江戸川乱歩「吸血鬼」を読む。1987年春陽文庫版の2003年第16刷で読む。昨年2月にそこに100円で売られていたので確保しておいた。
報知新聞に昭和5年9月から昭和6年3月まで連載されていたもの。自分はもうすでに乱歩の連載長編がそれほどクオリティ高くないことを知っている。
塩原温泉の旅館でふたつのワイングラスを挟んで対峙するふたりの男。25歳ぐらいの美青年が三谷。35歳ぐらいの面長中年が岡田。ひとりの婦人(倭文子)をめぐっての決闘。どちらか一方に毒が入っている。岡田は毒の入ったグラスを知っている。
三谷はどちらかを選んで一気にあおる。すると、岡田がガタガタ震えて顔面蒼白。どうやら三谷は勝ったらしい。岡田が口をつけようとするグラスを三谷は叩き落す。もう自分は勝ったのだから、この勝負を続行する必要はない。
屈辱を感じた岡田は、首が斬られたように手を加えた三谷と倭文子が一緒に写った写真を残して立ち去る。

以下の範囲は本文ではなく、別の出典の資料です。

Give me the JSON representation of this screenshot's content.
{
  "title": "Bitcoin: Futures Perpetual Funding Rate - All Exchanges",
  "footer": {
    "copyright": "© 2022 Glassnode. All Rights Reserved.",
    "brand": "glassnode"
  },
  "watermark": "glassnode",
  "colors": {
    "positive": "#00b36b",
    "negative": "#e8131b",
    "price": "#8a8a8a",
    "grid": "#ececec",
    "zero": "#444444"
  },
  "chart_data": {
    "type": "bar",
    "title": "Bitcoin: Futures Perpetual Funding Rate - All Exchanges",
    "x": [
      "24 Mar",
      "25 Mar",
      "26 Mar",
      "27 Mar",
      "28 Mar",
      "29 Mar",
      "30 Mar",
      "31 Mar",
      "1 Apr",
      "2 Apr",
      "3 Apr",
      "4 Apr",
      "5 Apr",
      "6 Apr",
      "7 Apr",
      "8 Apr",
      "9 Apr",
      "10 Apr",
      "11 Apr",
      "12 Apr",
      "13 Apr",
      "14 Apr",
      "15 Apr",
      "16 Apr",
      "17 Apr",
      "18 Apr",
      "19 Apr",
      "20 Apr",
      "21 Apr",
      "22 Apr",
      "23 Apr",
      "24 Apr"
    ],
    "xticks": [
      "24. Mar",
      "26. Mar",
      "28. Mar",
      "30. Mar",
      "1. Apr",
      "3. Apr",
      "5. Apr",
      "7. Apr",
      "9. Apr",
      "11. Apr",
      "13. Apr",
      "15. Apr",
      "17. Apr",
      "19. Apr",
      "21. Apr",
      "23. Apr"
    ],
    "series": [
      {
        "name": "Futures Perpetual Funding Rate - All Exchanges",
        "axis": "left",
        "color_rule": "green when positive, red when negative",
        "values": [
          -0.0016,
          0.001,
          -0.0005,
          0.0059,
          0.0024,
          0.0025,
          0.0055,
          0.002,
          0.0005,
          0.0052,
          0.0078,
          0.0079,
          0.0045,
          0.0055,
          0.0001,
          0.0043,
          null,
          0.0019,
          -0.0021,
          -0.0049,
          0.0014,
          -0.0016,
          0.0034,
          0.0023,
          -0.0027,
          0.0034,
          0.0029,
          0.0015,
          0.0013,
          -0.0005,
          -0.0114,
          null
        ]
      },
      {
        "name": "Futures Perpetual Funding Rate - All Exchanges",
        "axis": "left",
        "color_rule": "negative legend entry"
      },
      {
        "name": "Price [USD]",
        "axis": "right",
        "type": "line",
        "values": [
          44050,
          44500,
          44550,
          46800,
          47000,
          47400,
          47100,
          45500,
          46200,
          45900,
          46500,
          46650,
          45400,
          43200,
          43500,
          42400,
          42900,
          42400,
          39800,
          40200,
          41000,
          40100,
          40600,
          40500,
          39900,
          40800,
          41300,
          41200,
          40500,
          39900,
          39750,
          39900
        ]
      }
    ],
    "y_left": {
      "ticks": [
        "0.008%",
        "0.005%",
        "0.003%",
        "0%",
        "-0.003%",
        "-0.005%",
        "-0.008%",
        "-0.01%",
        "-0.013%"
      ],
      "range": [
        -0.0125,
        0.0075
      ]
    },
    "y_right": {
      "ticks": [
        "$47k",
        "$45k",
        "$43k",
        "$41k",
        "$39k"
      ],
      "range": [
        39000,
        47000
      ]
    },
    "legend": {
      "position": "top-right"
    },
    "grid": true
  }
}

これも他の乱歩長編のように、奇怪な老人(くちびるのない男)が現れ、倭文子の前の夫との6歳の息子茂が誘拐されたり、屋敷で殺人事件が起こったり、旧両国国技館で大捕り物があったり、アドバルーン風船で怪人が漂ったり、ボートチェイスがあったり、石膏像の中から女性の死体が出てきたり、棺に入れられ火葬場に送られるという恐怖があったり…というなんでもあり展開。
半分ほど読んだ段階で読者はなんとなくこいつが犯人だろうなと勘づく。
そして異常に残虐で執念深い復讐の物語。最後にはまさかのアレが登場。乱歩によく見る要素のてんこ盛り。
名探偵明智小五郎がなぜか「しろうと探偵」と呼ばれている。まだ駆け出し探偵?ラストの真相開示の演出が何をやってるのかわからずイライラする。
ちなみに、この作品が小林少年初登場。前作「魔術師」で登場した文代さんが明智小五郎の恋人ということになっている。
まあ、面白いっちゃ面白いと感じる人もいるだろうけど、スレまくった現代人が読むとやはりどこか時代的で微笑ましさすら感じる。自分としては他の乱歩よりはいくぶんマシな質の面白さだった。